Economists, analysts and real estate experts polled by MacroMarkets are nearly evenly split on the prospect of a rebound. At least you can still get a home that includes a Ferrari.
By Mary Umberger, LA times
November 28, 2010
Optimists, pessimists and Ferraris — a compendium of real estate musings:
• Wait till next year. Or 2012. You probably shouldn’t set your heart on any significant housing recovery in 2011, Yale University economics professor Robert Shiller said.
That’s not his prediction; it’s the consensus of 109 economists, analysts and real estate experts surveyed by his financial technology firm, MacroMarkets. His panel in October was roughly evenly split between “recovery optimists,” who expect market improvement next year, and “recovery pessimists,” who don’t see a rebound coming until 2012 or later.
The optimists (Shiller isn’t one of them) predicted that home prices would increase 14% overall by 2014. If you’re looking for housing encouragement, you probably ought to stop reading, because the pessimists expect price growth of, at most, a puny 3% in that same period.

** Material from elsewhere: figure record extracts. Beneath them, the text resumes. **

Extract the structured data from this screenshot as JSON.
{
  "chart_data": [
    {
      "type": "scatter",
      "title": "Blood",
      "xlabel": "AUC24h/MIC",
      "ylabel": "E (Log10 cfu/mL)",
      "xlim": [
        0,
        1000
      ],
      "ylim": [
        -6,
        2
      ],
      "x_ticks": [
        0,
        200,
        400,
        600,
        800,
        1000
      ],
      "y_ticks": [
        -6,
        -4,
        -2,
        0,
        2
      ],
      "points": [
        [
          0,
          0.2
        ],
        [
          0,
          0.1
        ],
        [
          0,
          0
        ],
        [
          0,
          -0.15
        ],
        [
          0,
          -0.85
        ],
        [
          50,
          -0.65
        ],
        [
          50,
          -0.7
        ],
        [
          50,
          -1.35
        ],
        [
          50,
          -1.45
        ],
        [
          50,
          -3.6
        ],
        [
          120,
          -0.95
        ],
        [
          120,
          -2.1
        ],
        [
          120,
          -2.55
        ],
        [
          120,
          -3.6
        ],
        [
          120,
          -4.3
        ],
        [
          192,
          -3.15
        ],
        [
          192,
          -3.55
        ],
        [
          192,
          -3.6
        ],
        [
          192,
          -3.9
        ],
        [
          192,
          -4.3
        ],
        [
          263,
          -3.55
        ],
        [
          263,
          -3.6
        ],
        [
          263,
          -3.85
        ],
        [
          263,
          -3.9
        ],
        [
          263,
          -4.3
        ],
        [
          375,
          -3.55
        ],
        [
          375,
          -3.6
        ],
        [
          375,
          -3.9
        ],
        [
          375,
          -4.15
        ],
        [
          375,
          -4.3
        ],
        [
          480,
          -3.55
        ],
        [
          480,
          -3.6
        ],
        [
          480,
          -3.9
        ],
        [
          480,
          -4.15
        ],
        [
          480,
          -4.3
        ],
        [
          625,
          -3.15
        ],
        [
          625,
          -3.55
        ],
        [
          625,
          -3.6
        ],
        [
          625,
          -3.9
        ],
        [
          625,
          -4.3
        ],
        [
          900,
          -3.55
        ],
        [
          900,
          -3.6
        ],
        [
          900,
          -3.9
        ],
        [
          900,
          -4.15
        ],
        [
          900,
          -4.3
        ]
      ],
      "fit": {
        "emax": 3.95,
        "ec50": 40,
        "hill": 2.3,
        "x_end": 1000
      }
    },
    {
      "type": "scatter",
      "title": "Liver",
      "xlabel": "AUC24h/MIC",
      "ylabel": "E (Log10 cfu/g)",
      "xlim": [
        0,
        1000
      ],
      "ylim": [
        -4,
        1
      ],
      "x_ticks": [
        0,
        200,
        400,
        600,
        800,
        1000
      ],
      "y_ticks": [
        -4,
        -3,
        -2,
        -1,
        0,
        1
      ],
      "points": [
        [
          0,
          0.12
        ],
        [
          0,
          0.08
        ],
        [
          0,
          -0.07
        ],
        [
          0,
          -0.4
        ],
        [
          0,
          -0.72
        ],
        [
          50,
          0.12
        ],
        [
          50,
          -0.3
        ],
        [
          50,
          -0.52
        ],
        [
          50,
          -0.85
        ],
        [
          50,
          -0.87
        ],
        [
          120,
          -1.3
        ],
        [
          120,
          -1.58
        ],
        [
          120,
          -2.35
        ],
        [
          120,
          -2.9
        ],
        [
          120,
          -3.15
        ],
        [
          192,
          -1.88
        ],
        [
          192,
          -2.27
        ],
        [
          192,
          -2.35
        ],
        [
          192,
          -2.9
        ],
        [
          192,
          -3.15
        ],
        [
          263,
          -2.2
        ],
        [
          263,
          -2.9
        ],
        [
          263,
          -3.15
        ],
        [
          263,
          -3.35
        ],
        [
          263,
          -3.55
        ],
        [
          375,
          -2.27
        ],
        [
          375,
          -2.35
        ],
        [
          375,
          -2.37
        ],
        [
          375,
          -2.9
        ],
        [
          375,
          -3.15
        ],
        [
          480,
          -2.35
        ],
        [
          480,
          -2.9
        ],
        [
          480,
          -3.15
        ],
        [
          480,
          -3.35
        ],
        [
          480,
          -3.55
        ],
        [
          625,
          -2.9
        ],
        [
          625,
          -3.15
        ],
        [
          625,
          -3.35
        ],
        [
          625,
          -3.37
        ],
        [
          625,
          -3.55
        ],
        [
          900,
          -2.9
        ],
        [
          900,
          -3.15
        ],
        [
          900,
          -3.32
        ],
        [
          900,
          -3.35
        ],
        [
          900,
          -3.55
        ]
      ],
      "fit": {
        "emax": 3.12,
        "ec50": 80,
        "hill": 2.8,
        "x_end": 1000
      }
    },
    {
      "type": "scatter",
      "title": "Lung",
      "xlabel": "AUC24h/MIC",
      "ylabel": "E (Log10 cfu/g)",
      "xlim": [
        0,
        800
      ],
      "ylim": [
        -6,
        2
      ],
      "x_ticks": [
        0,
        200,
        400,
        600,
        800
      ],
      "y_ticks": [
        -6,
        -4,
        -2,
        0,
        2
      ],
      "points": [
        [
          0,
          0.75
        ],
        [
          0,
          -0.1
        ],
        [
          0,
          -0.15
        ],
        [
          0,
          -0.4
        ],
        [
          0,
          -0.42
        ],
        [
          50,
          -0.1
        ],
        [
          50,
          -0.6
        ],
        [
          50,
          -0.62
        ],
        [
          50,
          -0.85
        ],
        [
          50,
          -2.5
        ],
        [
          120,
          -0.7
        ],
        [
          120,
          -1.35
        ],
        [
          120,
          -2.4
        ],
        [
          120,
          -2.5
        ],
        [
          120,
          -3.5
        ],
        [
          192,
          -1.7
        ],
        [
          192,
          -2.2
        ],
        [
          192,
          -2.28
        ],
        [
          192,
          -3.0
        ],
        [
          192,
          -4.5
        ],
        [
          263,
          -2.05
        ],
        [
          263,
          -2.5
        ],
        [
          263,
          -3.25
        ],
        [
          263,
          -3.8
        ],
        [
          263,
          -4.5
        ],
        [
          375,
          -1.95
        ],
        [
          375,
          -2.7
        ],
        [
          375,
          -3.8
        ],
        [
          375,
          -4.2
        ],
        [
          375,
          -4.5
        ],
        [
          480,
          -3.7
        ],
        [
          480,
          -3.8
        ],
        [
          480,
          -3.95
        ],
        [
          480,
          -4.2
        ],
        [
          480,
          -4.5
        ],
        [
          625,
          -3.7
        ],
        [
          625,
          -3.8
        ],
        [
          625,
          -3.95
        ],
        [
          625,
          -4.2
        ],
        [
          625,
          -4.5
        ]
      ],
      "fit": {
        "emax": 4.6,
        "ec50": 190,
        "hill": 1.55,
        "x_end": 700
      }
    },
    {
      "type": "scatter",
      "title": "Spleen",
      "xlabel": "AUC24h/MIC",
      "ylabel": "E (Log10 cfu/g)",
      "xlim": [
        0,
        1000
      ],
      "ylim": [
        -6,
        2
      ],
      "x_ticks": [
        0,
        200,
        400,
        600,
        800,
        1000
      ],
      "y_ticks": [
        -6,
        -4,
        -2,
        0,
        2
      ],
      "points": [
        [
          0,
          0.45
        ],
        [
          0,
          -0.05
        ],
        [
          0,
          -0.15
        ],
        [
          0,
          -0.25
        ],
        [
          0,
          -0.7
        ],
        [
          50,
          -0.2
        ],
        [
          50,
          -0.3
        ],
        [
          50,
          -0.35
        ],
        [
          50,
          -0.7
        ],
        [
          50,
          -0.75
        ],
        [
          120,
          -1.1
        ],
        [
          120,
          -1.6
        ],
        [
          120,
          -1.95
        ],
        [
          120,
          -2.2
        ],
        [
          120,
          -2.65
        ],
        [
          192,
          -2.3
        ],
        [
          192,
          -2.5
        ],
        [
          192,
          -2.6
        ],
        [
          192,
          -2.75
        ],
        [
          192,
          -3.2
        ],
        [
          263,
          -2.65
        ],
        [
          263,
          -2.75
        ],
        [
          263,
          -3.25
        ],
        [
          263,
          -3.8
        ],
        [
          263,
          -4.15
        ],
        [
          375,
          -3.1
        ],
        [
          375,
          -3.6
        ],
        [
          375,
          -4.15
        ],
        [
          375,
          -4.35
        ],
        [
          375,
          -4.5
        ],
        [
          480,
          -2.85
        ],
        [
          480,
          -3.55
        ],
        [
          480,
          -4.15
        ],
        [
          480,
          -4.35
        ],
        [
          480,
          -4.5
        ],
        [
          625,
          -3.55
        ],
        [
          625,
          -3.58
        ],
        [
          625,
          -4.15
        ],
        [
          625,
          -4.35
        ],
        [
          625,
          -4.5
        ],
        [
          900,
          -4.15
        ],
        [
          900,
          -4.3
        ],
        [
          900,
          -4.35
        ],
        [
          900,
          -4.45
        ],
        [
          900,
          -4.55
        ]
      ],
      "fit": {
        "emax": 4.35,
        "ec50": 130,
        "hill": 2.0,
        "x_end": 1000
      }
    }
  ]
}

Their blended viewpoint, however, does see prices nationwide increasing 8% by 2014, or a little more than 2% annually. Not exactly the basis for handsprings, though better than some alternative scenarios.
Shiller is well known in economic circles for having called the Internet stock crash and the housing bubble long before they happened in addition to being a namesake of the widely reported Standard & Poor’s/Case-Shiller home price index. He told Kiplinger’s Personal Finance magazine recently that future mortgages ought to have “workout” wording written into them that would allow greater flexibility in modifying the loan terms to avoid foreclosure for borrowers experiencing financial hardship.
• Home buyer, start your engine. Around 2006, when the market was starting to sag, there was no shortage of homes for sale whose owners were offering to throw in a car to sweeten the deal. I remember the full automotive range, from Mini Coopers to Hummers. The cars didn’t seem to be particularly effective incentives, agents said, and they fell off the marketing map.
But Ferrari lovers, don’t give up hope: Maybe you’d just like to pretend that you own one. The owner of a Colleyville, Texas, mansion, who hopes to lease the place out the week of the 2011 Super Bowl in nearby Arlington in February, will let the renter tool around in his Ferrari F430 (or his Lamborghini Gallardo or Maserati Quattroporte) for an additional fee. The house is $45,000 for the week — or you could buy it for $2.8 million, according to the Fort Worth Star-Telegram.